Biosynthesis of spermidine, a direct precursor of pyrrolizidine alkaloids in root cultures of Senecio vulgaris L.

The polyamine spermidine is an essential biosynthetic precursor of pyrrolizidine alkaloids. It provides its aminobutyl group which is transferred to putrescine yielding homospermidine, the specific building block of the necine base moiety of pyrrolizidine alkaloids. The enzymatic formation of spermidine was studied in relation to the unique role of this polyamine as an alkaloid precursor.
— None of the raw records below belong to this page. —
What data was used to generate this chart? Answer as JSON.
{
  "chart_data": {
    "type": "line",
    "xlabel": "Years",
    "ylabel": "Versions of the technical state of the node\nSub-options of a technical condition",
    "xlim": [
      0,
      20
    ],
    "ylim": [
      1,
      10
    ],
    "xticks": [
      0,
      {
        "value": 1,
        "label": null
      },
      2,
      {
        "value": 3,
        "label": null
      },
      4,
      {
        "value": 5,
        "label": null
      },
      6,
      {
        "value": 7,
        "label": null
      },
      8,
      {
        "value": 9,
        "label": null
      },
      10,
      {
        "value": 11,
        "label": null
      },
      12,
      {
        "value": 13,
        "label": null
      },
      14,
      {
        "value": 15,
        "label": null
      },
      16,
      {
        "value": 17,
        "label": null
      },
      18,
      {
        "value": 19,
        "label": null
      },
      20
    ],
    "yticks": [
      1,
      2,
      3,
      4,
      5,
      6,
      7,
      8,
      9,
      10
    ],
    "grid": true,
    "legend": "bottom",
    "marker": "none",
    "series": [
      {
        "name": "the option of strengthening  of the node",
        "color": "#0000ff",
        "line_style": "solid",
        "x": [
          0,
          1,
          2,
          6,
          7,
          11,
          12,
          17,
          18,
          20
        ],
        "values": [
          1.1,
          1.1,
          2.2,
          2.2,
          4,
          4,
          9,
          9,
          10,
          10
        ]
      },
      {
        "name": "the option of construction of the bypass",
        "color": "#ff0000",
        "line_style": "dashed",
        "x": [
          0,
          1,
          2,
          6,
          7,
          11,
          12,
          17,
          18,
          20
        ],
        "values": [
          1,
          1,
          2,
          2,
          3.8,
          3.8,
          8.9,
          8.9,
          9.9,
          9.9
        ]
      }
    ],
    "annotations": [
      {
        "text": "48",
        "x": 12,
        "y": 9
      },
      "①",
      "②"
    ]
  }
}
S-adenosylmethionine decarboxylase (SAMDC, EC and spermidine synthase (SPDS, EC from root cultures of Senecio vulgaris were partially purified and characterized. The SAMDC-catalyzed reaction showed a pH optimum of 7.5, that of SPDS an optimum of 7. 7. The Km value of SAMDC for its substrate S-adenosylmethionine (SAM) was 15 microM, while the apparent Km values of SPDS for its substrates decarboxylated SAM (dSAM) and putrescine were 4 microM and 21 microM, respectively. The relative molecular masses of the two enzymes, determined by gel filtration, were 29000 (SAMDC) and 37000 (SPDS). Studies with various potential inhibitors revealed, for most inhibitors, profiles that were similar to those established with the respective enzymes from other plant sources. However, putrescine which is not known to be an inhibitor of plant SAMDC, strongly inhibited the enzyme from S. vulgaris roots. Spermidine synthase was sensitive to inhibition by its product spermidine. In the presence of the stationary tissue concentrations of the two polyamines (ca. 0.1 mM each) the activities of SAMDC and SPDS would be inhibited by >80%. The results are discussed in relation to the role of spermidine in primary and secondary metabolism of alkaloid-producing S. vulgaris root cultures.[1]